PORT WENTWORTH, Ga. (AP) — An explosion and fire at a sprawling sugar refinery rattled this Savannah suburb last night, severely injuring dozens of people and sending authorities into a nearby river to search for victims, officials said.

No deaths were immediately reported in the blast, which a company official said was probably caused by sugar dust. Ninety-five to 100 people were believed to be working in the area of the blast, and six were unaccounted for, said Chief Michael Berkow of the Savannah-Chatham County police.

“As far as we know, it was a sugar dust explosion,” Imperial Sugar CEO John Sheptor said. The blast happened in a silo where refined sugar is stored until it is packaged, he said.

At least 40 people were taken to hospitals, and eight of them were flown to a burn center in Augusta, 130 miles up the Savannah River, he said.

Nakishya Hill, a machine operator who said she escaped from the third floor of the refinery, an area landmark near the river, described fire “all over the building.”

“All I know is, I heard a loud boom and everything came down,” said Ms. Hill, who was not injured except for blisters on her elbow.

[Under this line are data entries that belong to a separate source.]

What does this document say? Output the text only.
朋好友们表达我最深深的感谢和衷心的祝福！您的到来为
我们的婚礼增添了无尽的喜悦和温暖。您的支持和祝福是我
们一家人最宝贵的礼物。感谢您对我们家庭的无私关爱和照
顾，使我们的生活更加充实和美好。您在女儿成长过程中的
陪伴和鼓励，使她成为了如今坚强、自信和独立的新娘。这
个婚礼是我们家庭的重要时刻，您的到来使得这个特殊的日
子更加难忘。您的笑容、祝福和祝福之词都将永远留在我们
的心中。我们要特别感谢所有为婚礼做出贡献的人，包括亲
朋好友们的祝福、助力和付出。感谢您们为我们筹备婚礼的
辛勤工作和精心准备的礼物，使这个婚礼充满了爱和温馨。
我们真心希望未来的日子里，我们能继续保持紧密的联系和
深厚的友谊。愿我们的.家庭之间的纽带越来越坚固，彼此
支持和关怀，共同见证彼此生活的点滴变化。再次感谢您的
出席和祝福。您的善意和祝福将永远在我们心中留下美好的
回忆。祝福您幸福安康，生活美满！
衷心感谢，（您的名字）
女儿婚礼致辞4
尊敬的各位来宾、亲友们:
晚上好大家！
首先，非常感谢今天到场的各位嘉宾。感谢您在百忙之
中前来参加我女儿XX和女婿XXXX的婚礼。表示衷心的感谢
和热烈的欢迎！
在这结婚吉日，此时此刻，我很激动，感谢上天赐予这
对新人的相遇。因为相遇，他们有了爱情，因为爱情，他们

“When I got up, I went down and found a couple of people and we climbed out of there from the third floor to the first floor. Half of the floor was gone. The second floor was debris, the first floor was debris.

“All I could do when I got down was take off running,” she said.

Dr. Jay Goldstein of Memorial University Medical Center said 30 to 35 patients were being treated, all in critical condition and most with “significant burns.” Candler Hospital reported three patients in serious condition.

A triage center was set up at Our Lady of Lourdes Catholic Church in Port Wentworth, where Savannah-Chatham police Maj. Gerry Long said 28 had been sent on to hospitals.

Coast Guard Lt. Cmdr. Kevin Lynn said shipping was shut down on the Savannah River while the waterway was searched for victims.

“It’s a large facility, and there is still a significant amount of fire,” said Clayton Scott, assistant director of the Chatham County Emergency Management Agency.